The city of Spokane Valley is getting close to inking a deal with SCRAPS for animal control – and is prepared to go forward with or without the city of Spokane.
Still, there are a few niggling details that must be worked out before a contract receives final approval by the City Council.
Spokane Valley has contracted with Spokane County Regional
Animal Control Service since incorporation in 2003.
At Tuesday night’s study session, Morgan Koudelka, senior administrative analyst, walked council members through the proposed 20-year pact, which proposes that – if a new, much-needed animal shelter is purchased – that if the county terminates the agreement prior to the expiration of the useful life of the facility, the county would refund the city’s unused portion of debt service costs and no depreciation or building use fees would be charged to the city.
Annual debt service costs will be $45,000 over the course of the contract. Operating cost in 2014 is set at $242,081, and subsequent costs would be determined by county commissioners based on the recommendation from a newly formed Regional Animal Control Advisory Board.
While county officials have yet to sign off on the deal, they have agreed to make sure Spokane Valley’s costs remain the same whether the city of Spokane agrees or disagrees to join in a regional partnership for animal control.
Mayor Tom Towey was not present for Tuesday’s meeting, but on Monday stated, “I think we’ve got a good contract that would benefit the citizens.”
In September, the council agreed to pursue the long-term partnership with SCRAPS after looking at other options, including contracting with the city of Spokane’s current animal-control provider, SpokAnimal.
Koudelka said that he believes Spokane is close to making a decision on animal control for future years, but Spokane Valley will be OK financially if its neighbor to the west sticks with its current contractor.

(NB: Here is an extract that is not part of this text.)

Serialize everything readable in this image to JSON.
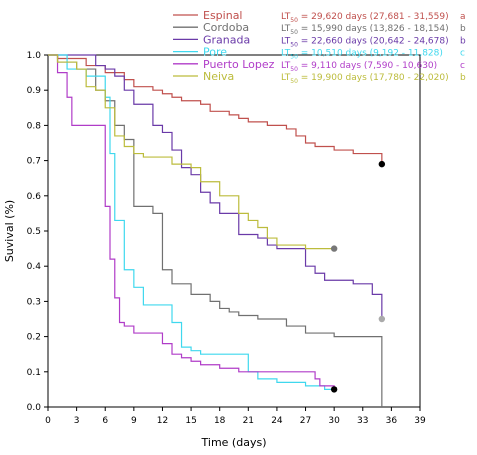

“We think it will work with or without Spokane,” he said.
Council Member Arne Woodard asked whether services provided by SCRAPS would increase or decrease under the new contract.
Koudelka said hours would be expanded to seven days a week. He added that, if Spokane also joins the regional partnership, donations and added pet licenses could help drive future costs down.
“There are potential benefits,” he said.
Council members agreed they are ready to sign a contract, if county officials agree.
“I think we need to move forward,” said Council Member Dean Grafos.